DRBD 8.2.0 introduces protocol integrity checksums

DRBD 8.2.0, released today, includes a much requested new feature, embodied in the new data-integrity-alg configuration option: DRBD protocol level data integrity checksums.

A few months ago, some users alerted us to DRBD replication issues where DRBD supposedly “ate their data”, i.e. corrupted replicated data in transit. Eventually we traced those problems not to DRBD errors, but in fact to network drivers messing up TCP checksums or segmentation. Typically this was related to using either TCP segmentation offloading (TSO) or TCP checksum offloading. However, at the time DRBD had no way of detecting these errors — you would only find out if you switched over to your Secondary, only to find your data not having been replicated properly.

With DRBD 8.2.0, you can check the integrity of replicated data in transit. To that end, enter the following in your /etc/drbd.conf:

net {
    data-integrity-alg sha1;
}

Thus, DRBD will generate (and validate) a SHA-1 hash for every replication packet transmitted. If a replicated packet fails to validate, DRBD simply disconnect and record an appropriate message to the kernel log.

Needless to say, you should only enable this in pre-production testing of your DRBD cluster. For example, you might want to enable the data integrity check, then run dd writing from /dev/random to your DRBD device for 24 hours or so, and if you do not experience any disconnect during that time, you should be safely able to disable checksums again.

Checksums are not limited to using the SHA-1 digest algorithm.
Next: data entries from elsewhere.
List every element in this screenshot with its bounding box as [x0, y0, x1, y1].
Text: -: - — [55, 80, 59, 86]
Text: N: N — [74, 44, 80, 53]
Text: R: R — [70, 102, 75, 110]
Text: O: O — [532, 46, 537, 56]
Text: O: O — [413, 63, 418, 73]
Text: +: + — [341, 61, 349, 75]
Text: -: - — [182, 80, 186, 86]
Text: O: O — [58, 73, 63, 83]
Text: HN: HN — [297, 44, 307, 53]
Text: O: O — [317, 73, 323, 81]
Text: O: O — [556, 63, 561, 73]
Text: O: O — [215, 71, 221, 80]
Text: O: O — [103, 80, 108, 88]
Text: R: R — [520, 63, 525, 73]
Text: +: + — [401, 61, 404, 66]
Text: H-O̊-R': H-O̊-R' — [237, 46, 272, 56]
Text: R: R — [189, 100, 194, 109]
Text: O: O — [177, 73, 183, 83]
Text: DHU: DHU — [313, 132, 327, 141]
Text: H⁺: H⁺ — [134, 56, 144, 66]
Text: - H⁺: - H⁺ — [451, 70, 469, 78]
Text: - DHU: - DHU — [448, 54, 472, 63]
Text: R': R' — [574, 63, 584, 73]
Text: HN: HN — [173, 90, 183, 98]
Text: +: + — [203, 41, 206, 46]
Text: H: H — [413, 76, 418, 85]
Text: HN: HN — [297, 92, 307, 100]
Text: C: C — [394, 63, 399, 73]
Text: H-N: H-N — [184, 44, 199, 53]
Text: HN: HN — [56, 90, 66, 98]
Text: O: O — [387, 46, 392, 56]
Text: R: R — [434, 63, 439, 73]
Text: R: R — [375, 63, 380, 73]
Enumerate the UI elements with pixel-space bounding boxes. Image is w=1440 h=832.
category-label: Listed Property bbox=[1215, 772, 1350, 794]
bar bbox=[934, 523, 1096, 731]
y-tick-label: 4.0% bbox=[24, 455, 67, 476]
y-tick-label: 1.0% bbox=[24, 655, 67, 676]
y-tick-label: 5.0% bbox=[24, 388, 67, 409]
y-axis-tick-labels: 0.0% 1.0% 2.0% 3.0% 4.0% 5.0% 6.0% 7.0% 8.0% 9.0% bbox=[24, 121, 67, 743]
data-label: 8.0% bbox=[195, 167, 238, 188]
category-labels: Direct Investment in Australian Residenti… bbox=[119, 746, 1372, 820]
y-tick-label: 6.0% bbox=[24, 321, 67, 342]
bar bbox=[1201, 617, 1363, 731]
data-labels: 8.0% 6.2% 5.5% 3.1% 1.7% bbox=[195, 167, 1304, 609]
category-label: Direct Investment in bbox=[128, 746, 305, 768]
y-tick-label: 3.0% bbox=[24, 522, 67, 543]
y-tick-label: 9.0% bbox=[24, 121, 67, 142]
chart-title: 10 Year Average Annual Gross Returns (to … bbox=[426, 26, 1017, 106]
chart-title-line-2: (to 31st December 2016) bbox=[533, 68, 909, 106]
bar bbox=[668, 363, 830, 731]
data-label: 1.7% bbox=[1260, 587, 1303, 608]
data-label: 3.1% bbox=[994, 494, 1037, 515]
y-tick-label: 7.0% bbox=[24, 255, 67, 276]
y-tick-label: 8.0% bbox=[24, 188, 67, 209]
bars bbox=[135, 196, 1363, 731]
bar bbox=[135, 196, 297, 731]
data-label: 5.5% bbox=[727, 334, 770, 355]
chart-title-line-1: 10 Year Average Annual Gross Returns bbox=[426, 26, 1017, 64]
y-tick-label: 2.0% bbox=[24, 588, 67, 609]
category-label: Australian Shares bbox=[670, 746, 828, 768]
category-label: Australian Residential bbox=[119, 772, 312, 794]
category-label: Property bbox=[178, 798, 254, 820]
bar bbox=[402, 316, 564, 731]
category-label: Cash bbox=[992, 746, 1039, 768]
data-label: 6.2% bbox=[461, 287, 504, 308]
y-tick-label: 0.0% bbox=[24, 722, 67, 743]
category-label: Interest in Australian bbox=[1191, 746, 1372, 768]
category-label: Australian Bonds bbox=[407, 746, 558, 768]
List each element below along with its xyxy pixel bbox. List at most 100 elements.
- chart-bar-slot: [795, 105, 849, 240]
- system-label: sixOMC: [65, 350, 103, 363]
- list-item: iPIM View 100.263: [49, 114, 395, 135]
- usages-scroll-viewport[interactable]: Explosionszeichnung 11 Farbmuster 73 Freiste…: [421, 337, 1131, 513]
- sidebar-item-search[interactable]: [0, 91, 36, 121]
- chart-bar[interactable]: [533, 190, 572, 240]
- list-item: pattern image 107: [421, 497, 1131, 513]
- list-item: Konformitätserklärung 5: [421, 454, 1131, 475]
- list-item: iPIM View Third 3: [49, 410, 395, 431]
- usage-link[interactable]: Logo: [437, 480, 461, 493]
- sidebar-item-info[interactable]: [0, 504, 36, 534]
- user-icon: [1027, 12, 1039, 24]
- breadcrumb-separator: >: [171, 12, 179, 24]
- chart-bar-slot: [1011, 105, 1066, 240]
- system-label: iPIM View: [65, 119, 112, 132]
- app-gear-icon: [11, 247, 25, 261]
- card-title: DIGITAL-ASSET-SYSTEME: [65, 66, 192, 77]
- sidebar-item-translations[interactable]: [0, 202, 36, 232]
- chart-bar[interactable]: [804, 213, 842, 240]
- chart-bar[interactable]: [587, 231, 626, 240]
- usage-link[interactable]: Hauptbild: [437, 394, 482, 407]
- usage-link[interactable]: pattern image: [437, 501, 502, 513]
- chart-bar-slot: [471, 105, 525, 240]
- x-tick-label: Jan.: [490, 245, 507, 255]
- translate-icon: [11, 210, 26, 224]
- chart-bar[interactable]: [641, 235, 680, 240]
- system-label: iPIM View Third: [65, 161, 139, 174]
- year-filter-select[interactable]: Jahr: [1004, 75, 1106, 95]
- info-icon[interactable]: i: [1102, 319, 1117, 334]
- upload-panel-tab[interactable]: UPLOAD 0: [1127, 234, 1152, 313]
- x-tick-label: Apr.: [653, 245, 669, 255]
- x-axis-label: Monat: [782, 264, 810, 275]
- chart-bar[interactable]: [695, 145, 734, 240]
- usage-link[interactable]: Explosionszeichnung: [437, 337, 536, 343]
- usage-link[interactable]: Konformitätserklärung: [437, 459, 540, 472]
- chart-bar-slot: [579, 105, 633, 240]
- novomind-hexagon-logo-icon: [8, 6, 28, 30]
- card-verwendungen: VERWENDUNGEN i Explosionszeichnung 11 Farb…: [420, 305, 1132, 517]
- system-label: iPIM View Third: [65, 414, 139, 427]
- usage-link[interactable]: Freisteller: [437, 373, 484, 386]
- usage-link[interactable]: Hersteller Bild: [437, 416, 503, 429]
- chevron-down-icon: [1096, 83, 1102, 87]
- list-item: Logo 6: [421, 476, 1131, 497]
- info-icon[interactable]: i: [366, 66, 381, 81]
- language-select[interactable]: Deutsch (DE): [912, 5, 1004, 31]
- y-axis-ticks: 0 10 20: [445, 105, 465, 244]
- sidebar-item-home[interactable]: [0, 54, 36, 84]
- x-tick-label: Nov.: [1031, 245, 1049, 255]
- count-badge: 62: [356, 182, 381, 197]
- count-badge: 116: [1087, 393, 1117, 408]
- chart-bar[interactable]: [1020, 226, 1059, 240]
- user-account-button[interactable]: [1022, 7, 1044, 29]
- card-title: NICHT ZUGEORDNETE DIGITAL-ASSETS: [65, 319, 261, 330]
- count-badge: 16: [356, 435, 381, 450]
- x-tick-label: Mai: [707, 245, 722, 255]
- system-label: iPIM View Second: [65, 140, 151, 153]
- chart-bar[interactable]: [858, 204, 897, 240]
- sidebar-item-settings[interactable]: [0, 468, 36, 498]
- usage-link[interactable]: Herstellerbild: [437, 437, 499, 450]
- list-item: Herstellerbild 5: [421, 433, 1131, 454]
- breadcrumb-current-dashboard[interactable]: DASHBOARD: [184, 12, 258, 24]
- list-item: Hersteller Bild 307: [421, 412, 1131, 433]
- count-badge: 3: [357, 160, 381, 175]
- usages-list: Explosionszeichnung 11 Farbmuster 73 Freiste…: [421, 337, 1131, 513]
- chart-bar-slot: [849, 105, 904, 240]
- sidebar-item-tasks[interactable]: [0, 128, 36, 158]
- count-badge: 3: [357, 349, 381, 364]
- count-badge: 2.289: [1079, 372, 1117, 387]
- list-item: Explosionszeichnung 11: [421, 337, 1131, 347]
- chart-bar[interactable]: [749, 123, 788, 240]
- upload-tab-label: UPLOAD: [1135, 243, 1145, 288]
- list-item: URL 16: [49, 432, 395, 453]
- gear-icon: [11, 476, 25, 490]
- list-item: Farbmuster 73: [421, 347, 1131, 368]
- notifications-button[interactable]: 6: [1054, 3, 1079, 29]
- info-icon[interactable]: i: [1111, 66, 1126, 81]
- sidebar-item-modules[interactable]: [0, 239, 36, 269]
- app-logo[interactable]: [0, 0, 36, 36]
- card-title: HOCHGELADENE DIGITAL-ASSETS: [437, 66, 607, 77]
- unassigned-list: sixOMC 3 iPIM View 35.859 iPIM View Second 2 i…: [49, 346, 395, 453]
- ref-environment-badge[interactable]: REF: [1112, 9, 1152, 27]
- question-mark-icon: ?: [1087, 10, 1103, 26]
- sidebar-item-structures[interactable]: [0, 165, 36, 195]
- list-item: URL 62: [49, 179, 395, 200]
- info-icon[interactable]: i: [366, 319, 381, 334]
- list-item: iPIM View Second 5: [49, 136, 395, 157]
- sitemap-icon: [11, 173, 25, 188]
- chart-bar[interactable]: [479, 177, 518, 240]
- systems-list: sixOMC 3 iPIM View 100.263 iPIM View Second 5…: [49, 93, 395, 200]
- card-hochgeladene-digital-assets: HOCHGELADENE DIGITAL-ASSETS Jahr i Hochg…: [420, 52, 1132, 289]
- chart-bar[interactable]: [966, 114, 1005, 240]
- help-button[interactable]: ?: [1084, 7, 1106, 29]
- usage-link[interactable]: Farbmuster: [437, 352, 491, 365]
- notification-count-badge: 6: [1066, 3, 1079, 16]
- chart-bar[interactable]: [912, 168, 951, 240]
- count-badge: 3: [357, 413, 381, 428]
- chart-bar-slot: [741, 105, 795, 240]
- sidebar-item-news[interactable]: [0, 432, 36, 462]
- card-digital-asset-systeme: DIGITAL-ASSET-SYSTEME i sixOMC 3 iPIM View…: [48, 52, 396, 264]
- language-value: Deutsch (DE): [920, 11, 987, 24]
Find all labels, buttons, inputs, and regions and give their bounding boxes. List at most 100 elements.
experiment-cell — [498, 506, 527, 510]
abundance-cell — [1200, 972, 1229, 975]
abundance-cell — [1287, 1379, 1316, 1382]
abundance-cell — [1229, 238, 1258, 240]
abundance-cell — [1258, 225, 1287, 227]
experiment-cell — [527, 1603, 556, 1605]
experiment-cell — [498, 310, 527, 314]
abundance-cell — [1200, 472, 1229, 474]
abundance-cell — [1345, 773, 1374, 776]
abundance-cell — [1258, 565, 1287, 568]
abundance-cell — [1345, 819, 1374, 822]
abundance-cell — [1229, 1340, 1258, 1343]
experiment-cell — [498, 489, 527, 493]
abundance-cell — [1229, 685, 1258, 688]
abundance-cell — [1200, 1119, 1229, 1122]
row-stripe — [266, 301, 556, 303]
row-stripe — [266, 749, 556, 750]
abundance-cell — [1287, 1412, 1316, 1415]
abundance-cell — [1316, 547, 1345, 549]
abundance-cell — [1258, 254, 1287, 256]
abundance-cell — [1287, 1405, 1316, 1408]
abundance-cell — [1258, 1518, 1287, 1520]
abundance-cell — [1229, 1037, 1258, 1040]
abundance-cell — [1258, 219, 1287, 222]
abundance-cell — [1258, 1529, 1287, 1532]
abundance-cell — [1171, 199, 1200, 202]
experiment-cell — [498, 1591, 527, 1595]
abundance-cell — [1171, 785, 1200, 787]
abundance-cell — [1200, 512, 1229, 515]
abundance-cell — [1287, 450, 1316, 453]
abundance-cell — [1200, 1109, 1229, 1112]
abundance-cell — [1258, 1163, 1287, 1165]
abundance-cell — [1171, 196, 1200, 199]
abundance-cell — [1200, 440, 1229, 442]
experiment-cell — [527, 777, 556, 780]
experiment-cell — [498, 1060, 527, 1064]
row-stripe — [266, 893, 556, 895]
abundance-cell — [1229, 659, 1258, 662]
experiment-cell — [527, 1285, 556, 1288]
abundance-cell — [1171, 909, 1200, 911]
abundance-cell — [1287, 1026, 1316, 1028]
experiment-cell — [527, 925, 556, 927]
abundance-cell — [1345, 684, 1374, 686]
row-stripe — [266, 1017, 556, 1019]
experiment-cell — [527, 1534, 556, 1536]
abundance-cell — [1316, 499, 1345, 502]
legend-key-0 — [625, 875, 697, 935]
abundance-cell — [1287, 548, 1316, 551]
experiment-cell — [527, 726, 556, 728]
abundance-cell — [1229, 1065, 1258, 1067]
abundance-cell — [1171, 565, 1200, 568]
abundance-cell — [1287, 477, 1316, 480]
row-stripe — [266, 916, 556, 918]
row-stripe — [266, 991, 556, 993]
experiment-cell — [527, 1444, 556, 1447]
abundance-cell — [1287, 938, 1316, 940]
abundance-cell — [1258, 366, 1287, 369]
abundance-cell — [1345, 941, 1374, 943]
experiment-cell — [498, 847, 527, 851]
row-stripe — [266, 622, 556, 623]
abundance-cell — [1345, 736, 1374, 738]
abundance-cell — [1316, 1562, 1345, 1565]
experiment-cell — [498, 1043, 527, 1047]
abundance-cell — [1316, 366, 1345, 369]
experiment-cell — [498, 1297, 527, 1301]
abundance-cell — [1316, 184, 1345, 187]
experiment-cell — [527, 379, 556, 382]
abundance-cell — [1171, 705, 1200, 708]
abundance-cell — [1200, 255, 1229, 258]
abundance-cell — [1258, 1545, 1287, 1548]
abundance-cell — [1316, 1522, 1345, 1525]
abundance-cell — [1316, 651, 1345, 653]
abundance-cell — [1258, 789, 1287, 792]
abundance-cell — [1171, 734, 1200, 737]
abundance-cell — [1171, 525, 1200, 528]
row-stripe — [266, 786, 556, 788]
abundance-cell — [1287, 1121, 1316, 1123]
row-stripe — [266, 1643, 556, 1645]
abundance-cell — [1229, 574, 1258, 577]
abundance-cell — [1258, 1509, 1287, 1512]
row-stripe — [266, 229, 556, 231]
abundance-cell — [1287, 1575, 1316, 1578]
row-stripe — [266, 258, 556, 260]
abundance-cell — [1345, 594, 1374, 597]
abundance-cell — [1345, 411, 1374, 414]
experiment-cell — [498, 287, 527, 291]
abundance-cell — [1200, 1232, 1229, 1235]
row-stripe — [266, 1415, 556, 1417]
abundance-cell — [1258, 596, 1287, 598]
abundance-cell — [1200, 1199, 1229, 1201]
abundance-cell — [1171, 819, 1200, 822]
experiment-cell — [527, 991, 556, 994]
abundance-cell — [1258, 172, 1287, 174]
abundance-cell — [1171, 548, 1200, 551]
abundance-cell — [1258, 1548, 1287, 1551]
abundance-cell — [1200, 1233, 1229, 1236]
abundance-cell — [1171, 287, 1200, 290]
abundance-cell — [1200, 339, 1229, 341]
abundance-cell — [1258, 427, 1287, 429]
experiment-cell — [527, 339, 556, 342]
You can use any algorithm provided by your running kernel, which should be at least the following:

  • SHA-1,
  • SHA-256,
  • SHA-384,
  • SHA-512,
  • MD5,
  • CRC-32C.

Our friends at MySQL played no small part in the creation of this feature. Thanks a lot to them.

One more thing about the versioning: we usually guarantee wire compatibility only between adjacent minor releases of DRBD. 8.2 is an exception; its protocol is wire compatible with DRBD 8.0. DRBD 8.1 is the internal branch name for the code being prepared for inclusion in mainline Linux.

4 Responses to DRBD 8.2.0 introduces protocol integrity checksums

  1. Alexander Rubin says:

    Do you recommend to disable checksumming in production due to added CPU utilization or due to that it is new/untested feature?
    Do you think MD5 or CRC-32C will better from the performance point of view?
    Do you recommend increasing al-extends to help with performance of checksumming?

  2. Florian Haas says:

    Alexander,

    #1, due to added CPU utilization/computational overhead.

    #2, CRC-32C will most likely generate less overhead than MD5. However, MD5 is the stronger hash of the two and strictly speaking, provides a more reliable validation of replicated data. Up to you to define your priorities.

    #3, while increasing al-extents will improve your write performance due to a reduction in metadata operations on the Primary (for the price of having a longer resync time upon a Primary crash), this is unrelated to checksumming.

  3. Alexander Rubin says:

    Thanks, Florian.

    Version 8.2.0 – is it stable enough to run in production with disabled checksumming? Or – do you recommend downgrade it to 8.1.0 or 8.0.latest after the test (after we made sure that everything is fine with the data consistency)?

  4. Florian Haas says:

    Alexander, from our perspective there are no arguments against using 8.2.0 in production. The two branches will continue to coexist for some time, with fixes from one branch being pushed to the other.